The transformation started when Williams ruptured the anterior cruciate ligament in her left knee two Septembers ago during a scrimmage at Mac Court.

Playing against a group that included then-recruits and current freshmen Amy Parrish, Andrea Bills and Brandi Davis, Williams drove for a layup but stopped suddenly to draw contact from the trailing Katy Polansky.

Pop went the knee, down went Williams, and gone went the season for the reigning Pac-10 player of the year and conference scoring leader.

'I immediately knew what I did, but it took about a month to really hit me that I wasn't going to play,' Williams said.

And it took five months before she started practicing with the team and almost a year before she played competitively again, when she spent three weeks in China this past August playing in a tournament for Team USA.

It was from her spot on the bench last season where she became confident in her teammates as she watched them show off their skills. Williams, who had always put the pressure to win on her shoulders and hers alone, was forced into the realization that the Ducks could win without her.

'At the beginning of (last) season the team started out great,' Williams said. 'Being such a good player and feeling like an integral part of the team, to see the team play so well without you kind of humbles you. They were good and they were good without me. Itallowed me to appreciate what the others can do.'

This season, she has also been asked to adjust her game. Where Williams was once the focal point of the offense, with all plays running through her, and typically, ending with her, she is now just one of five players in head coach Bev Smith's motion offense, where the open player takes the shot.

'It's an equal-opportunity offense,' Williams said. 'On our past teams, it was known that I was the scorer, so give me the ball. When that wasn't happening, things were going to stop. Now, I'm still a scorer, but we're not coming down the court and setting me up a shot. I have to find my shot out of motion.'

She's found plenty. Williams was the Ducks' leading scorer through their first 17 games with a 16.8-point average. She also had team highs of 76 assists (4.6 per game), 28 steals and had made 89 percent of her free-throw attempts (54-of-61).

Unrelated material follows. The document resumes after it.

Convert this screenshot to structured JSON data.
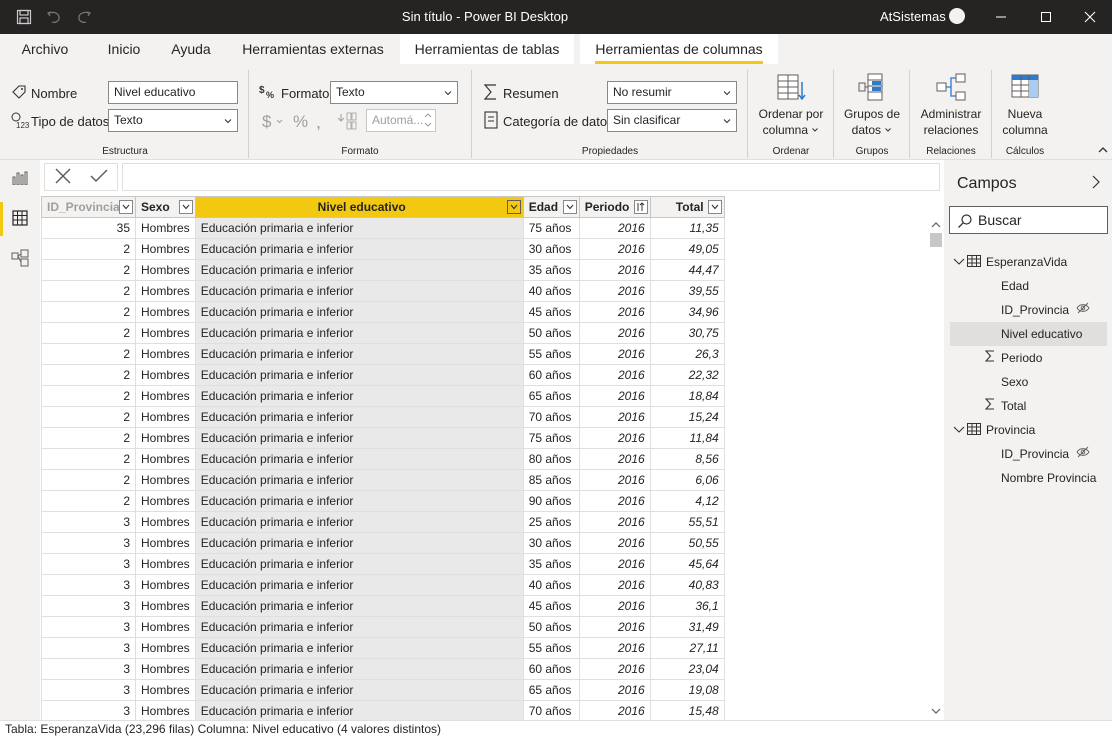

The team itself is starting to come together, though Williams admits its been tough for her to find a rhythm with them on the court. That's not surprising when you consider only one player on the roster played anything closely resembling quality minutes in Williams' sophomore season, and that was Craighead, a senior who averaged 16.5 minutes in her first two years.

Other than that, Williams had never played with fellow starting guard Edniesha Curry or forward Cathrine Kraayeveld. Alyssa Fredrick and Ndidi Unaka were little-used reserves, and Alissa Edwards and Kourtney Shreve were freshmen. Throw in six new freshmen this year and a brand new coaching staff and, well, Williams must have thought she walked into the wrong gym at the team's first practice this fall.

'It's really just a whole new situation, it's like I'm a freshman,' Williams said with a laugh.Actually, it's the current freshmen who Williams credits for helping her to open up and bring out her smile.

'Before, I was on a team with so many dominant personalities, that for the most part I stuck to my little shell,' Williams said. 'Now this team is so funny and so outgoing that it would be impossible to sit in a room and not get involved in a conversation. They just draw you in and open you up and make you feel comfortable. Their personality is far different from any we've had here before. We never used to laugh in practice before, everything was always so serious.'

But then, so was Williams.

'What is different about her this year is that she knows basketball isn't life,' Craighead said. 'She came in with a different perspective. If something doesn't go our way, it's not going to be the end of the world to her and I think that's lightened things up for everybody.'So it's a new Shaq, new coach, new team, new everything for Oregon.

'It's just a whole different situation,' grinned Williams.

And that's not necessarily a bad thing.